Friday, 9 March 2012

Album Review: Dry The River - Shallow Bed

I'm going to start this with a warning. I will be using the words "massive" and "chorus" in conjunction with each other a lot during this review. I'm sorry, but it is totally necessary.

Nearly one year ago exactly, Dry The River released their first proper single, "New Ceremony". It wasn't the largest or pompous single release, but those that bought it new they had some thing special. The bands mix of delicate folk, harmonious vocals and catchy writing. One year on and the bands constant gigging and stream of singles mean they have quickly gained adoration both from fans and critics. "Shallow Bed" is not exactly a collection of new songs. Of the 11 tracks on the album, only 3 have been previously unreleased. Several versions have been re-recorded, but it is largely made up of old tracks. This is no bad thing. Opening with "Animal Skins" pounding drums and bassline, the band show they mean business and step away from the constant Mumford comparisons.
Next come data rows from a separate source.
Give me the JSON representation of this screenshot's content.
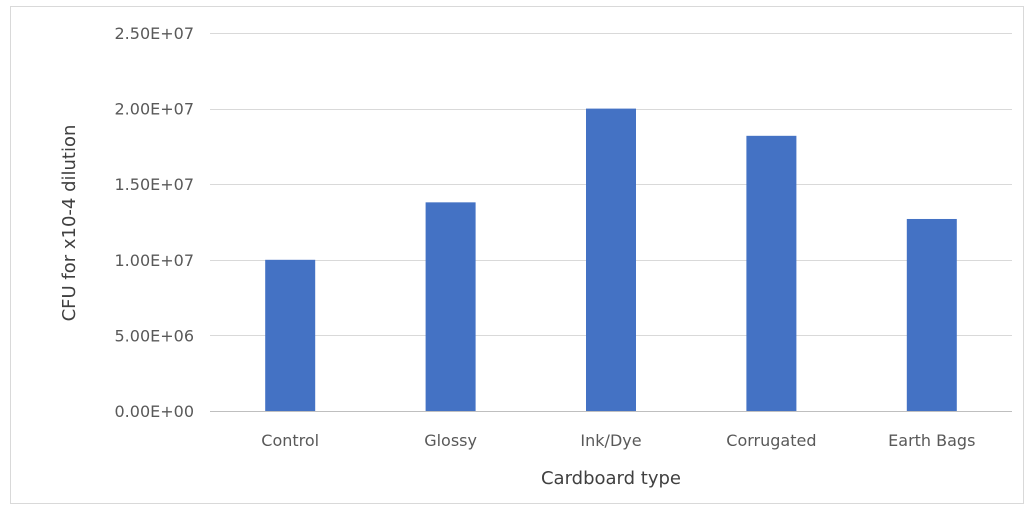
{
  "chart_data": {
    "type": "bar",
    "categories": [
      "Control",
      "Glossy",
      "Ink/Dye",
      "Corrugated",
      "Earth Bags"
    ],
    "values": [
      10000000,
      13800000,
      20000000,
      18200000,
      12700000
    ],
    "xlabel": "Cardboard type",
    "ylabel": "CFU for x10-4 dilution",
    "ylim": [
      0,
      25000000
    ],
    "yticks": [
      0,
      5000000,
      10000000,
      15000000,
      20000000,
      25000000
    ],
    "ytick_labels": [
      "0.00E+00",
      "5.00E+06",
      "1.00E+07",
      "1.50E+07",
      "2.00E+07",
      "2.50E+07"
    ],
    "grid": true,
    "legend": false,
    "bar_color": "#4472c4",
    "grid_color": "#d9d9d9",
    "axis_color": "#bfbfbf"
  }
}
It quickly sets the blueprint for the album: Delicate acoustic guitar, distorted guitar lines, harmonies and (sorry) massive chorus'. And they really know their way round a chorus. Lines like "I loved you in the best, I loved you in the BEST WAY POSSSIBBLLLLEEEE" were literally built for stadiums. The re-recorded songs are also heavier and bolstered by extra orchestration. The single trumpet rise at the end of "History Book" is brilliant, as is the new version of "Lions Den". The heavier, messier, intense ending reflects the bands live working of the song and is far better than the original. The album pounds you with sing-a-long chorus after sing-a-long chorus all carried by lead singer Pete Liddle's beautiful voice. The band has set their sights high with such a massive sounding album, and managed to pull it off with ease.